Why do I believe this? Why do I believe that
Constantine to her dying breath searched the horizon for “family” to come for
her – like the Father in the story of the Prodigal Son? Why do I even know with
certainty that Constantine “passionately embraced” Charlotte’s “…rejection of
her with a love unto death, with a love that would never let go.” (Quote from
Fr. Simeon at St. Joseph’s Abbey, Spencer, MA)
It is because of her communion with Jesus – Jesus
Who, like the loving Father of the prodigal Son, shows us a redeeming Love that
clings to us, a Divine Love that will never let go; Jesus Who shows us a forgiving
Love, a Love that is Grace, a Love that waits for us and watches the horizon
through sleepless nights, hoping against hope that we will come home – and yet
more than that, a Love that pays the price of the Cross to get us home; a Love
of Christ that empowers us in Holy Communion with Him to journey back home to
the Father’s Love. There, in His presence a vision of Divine Love awaits us in
all its fullness, a burning Love beyond belief, a fire of Love for us in the
Sacred Heart of God.
It is a glimpse of that Love which Constantine,
Aibileen, the black saints, and all the saints of the past mirror to us.
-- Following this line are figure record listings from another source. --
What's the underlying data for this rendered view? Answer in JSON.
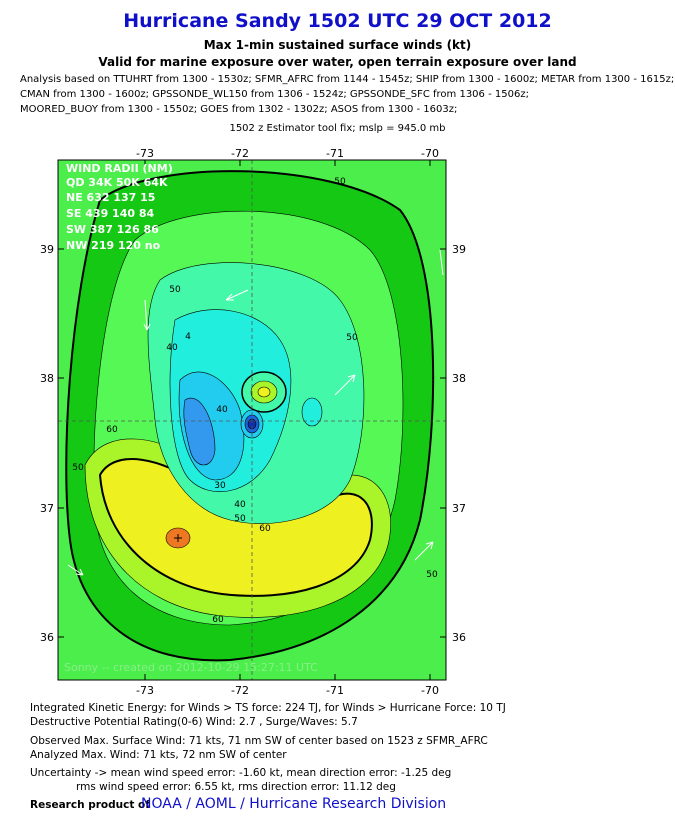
{
  "header": {
    "title": "Hurricane Sandy 1502 UTC 29 OCT 2012",
    "subtitle": "Max 1-min sustained surface winds (kt)",
    "validity": "Valid for marine exposure over water, open terrain exposure over land"
  },
  "analysis": [
    "Analysis based on TTUHRT from 1300 - 1530z; SFMR_AFRC from 1144 - 1545z; SHIP from 1300 - 1600z; METAR from 1300 - 1615z;",
    "CMAN from 1300 - 1600z; GPSSONDE_WL150 from 1306 - 1524z; GPSSONDE_SFC from 1306 - 1506z;",
    "MOORED_BUOY from 1300 - 1550z; GOES from 1302 - 1302z; ASOS from 1300 - 1603z;"
  ],
  "fix": "1502 z Estimator tool fix; mslp = 945.0 mb",
  "map": {
    "lon_labels": [
      "-73",
      "-72",
      "-71",
      "-70"
    ],
    "lat_labels": [
      "39",
      "38",
      "37",
      "36"
    ],
    "wind_radii": {
      "title": "WIND RADII (NM)",
      "header": "QD 34K 50K 64K",
      "rows": [
        "NE 632 137  15",
        "SE 439 140  84",
        "SW 387 126  86",
        "NW 219 120  no"
      ]
    },
    "contour_labels": [
      "50",
      "50",
      "40",
      "4",
      "50",
      "60",
      "50",
      "40",
      "30",
      "40",
      "50",
      "60",
      "60",
      "50"
    ],
    "credit": "Sonny -- created on 2012-10-29 15:27:11 UTC"
  },
  "footer": {
    "ike": "Integrated Kinetic Energy: for Winds > TS force: 224 TJ, for Winds > Hurricane Force: 10 TJ",
    "dpr": "Destructive Potential Rating(0-6)  Wind: 2.7 , Surge/Waves: 5.7",
    "observed": "Observed Max. Surface Wind: 71 kts, 71 nm SW of center based on 1523 z SFMR_AFRC",
    "analyzed": "Analyzed Max. Wind: 71 kts, 72 nm  SW of center",
    "uncertainty": "Uncertainty -> mean wind speed error:  -1.60 kt, mean direction error:  -1.25 deg",
    "rms": "rms wind speed error: 6.55 kt, rms direction error: 11.12 deg",
    "research": "Research product of",
    "organization": "NOAA / AOML / Hurricane Research Division"
  }
}
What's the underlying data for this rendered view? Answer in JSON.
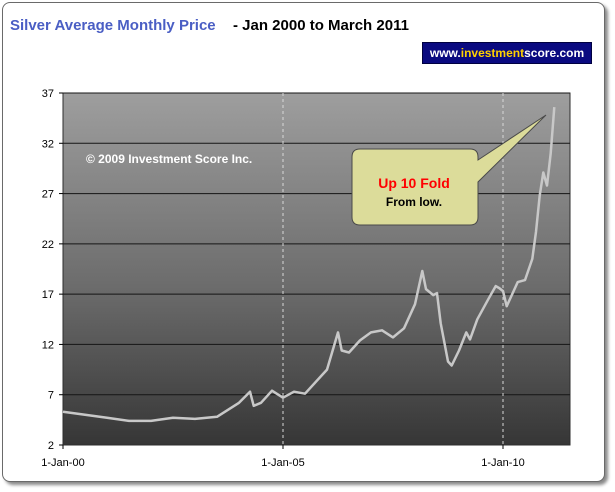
{
  "title": {
    "main": "Silver Average Monthly Price",
    "sub": " - Jan 2000 to March 2011"
  },
  "brand": {
    "prefix": "www.",
    "highlight": "investment",
    "suffix": "score.com"
  },
  "annotations": {
    "copyright": "© 2009 Investment Score Inc.",
    "callout_title": "Up 10 Fold",
    "callout_sub": "From low."
  },
  "colors": {
    "title": "#4a5ec4",
    "callout_title": "#ff0000",
    "line": "#c8c8c8",
    "brand_bg": "#0a0a80",
    "brand_highlight": "#ffd200",
    "callout_bg": "#dcdc9a"
  },
  "chart_data": {
    "type": "line",
    "title": "Silver Average Monthly Price",
    "subtitle": " - Jan 2000 to March 2011",
    "xlabel": "",
    "ylabel": "",
    "ylim": [
      2,
      37
    ],
    "yticks": [
      2,
      7,
      12,
      17,
      22,
      27,
      32,
      37
    ],
    "xticks": [
      "1-Jan-00",
      "1-Jan-05",
      "1-Jan-10"
    ],
    "grid": true,
    "legend": "none",
    "series": [
      {
        "x": [
          "2000-01",
          "2000-07",
          "2001-01",
          "2001-07",
          "2002-01",
          "2002-07",
          "2003-01",
          "2003-07",
          "2004-01",
          "2004-04",
          "2004-05",
          "2004-07",
          "2004-10",
          "2005-01",
          "2005-04",
          "2005-07",
          "2006-01",
          "2006-04",
          "2006-05",
          "2006-07",
          "2006-10",
          "2007-01",
          "2007-04",
          "2007-07",
          "2007-10",
          "2008-01",
          "2008-03",
          "2008-04",
          "2008-06",
          "2008-07",
          "2008-08",
          "2008-10",
          "2008-11",
          "2009-01",
          "2009-03",
          "2009-04",
          "2009-06",
          "2009-09",
          "2009-11",
          "2009-12",
          "2010-01",
          "2010-02",
          "2010-05",
          "2010-07",
          "2010-09",
          "2010-10",
          "2010-11",
          "2010-12",
          "2011-01",
          "2011-02",
          "2011-03"
        ],
        "values": [
          5.3,
          5.0,
          4.7,
          4.4,
          4.4,
          4.7,
          4.6,
          4.8,
          6.2,
          7.3,
          5.9,
          6.2,
          7.4,
          6.7,
          7.3,
          7.1,
          9.5,
          13.2,
          11.4,
          11.2,
          12.4,
          13.2,
          13.4,
          12.7,
          13.6,
          16.0,
          19.3,
          17.5,
          16.9,
          17.1,
          14.1,
          10.3,
          9.9,
          11.4,
          13.2,
          12.5,
          14.5,
          16.5,
          17.8,
          17.6,
          17.3,
          15.8,
          18.2,
          18.4,
          20.5,
          23.2,
          26.8,
          29.1,
          27.8,
          31.0,
          35.6
        ]
      }
    ]
  }
}
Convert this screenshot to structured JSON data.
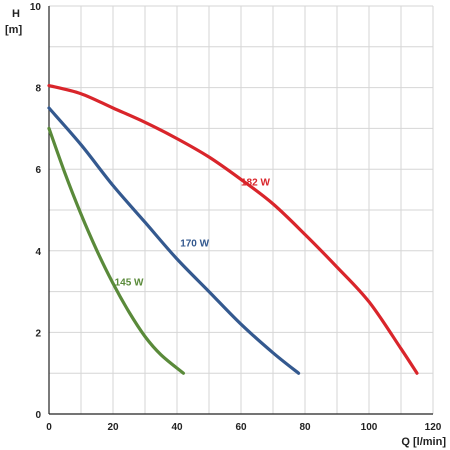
{
  "chart_data": {
    "type": "line",
    "xlabel": "Q [l/min]",
    "ylabel_line1": "H",
    "ylabel_line2": "[m]",
    "xlim": [
      0,
      120
    ],
    "ylim": [
      0,
      10
    ],
    "x_ticks": [
      0,
      20,
      40,
      60,
      80,
      100,
      120
    ],
    "y_ticks": [
      0,
      2,
      4,
      6,
      8,
      10
    ],
    "x_minor_step": 10,
    "y_minor_step": 1,
    "grid": true,
    "series": [
      {
        "name": "182 W",
        "color": "#d9252b",
        "label_at": [
          60,
          5.6
        ],
        "x": [
          0,
          10,
          20,
          30,
          40,
          50,
          60,
          70,
          80,
          90,
          100,
          110,
          115
        ],
        "y": [
          8.05,
          7.85,
          7.5,
          7.15,
          6.75,
          6.3,
          5.75,
          5.15,
          4.4,
          3.6,
          2.75,
          1.6,
          1.0
        ]
      },
      {
        "name": "170 W",
        "color": "#34598f",
        "label_at": [
          41,
          4.1
        ],
        "x": [
          0,
          10,
          20,
          30,
          40,
          50,
          60,
          70,
          78
        ],
        "y": [
          7.5,
          6.6,
          5.6,
          4.7,
          3.8,
          3.0,
          2.2,
          1.5,
          1.0
        ]
      },
      {
        "name": "145 W",
        "color": "#5a8a3a",
        "label_at": [
          20.5,
          3.15
        ],
        "x": [
          0,
          5,
          10,
          15,
          20,
          25,
          30,
          35,
          42
        ],
        "y": [
          7.0,
          5.9,
          4.9,
          4.0,
          3.2,
          2.5,
          1.9,
          1.45,
          1.0
        ]
      }
    ]
  }
}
At this time in our country people are once more
playing the race card. Racism itself once more threatens to raise its ugly head
throughout our land and destroy the “united stand” of the United States. Let us
then invoke the black saints and all the saints to intercede for us before the
presence of Jesus. May they pray with us to the Lord for God to save our
country from the demonic darkness that has in so many ways come over our land –
especially though may they pray with us for God to save our country from the
demonic darkness of racial hatred – a hatred that once gripped our land like a
vice, and threatens to do so once more, now, again, in our day and time.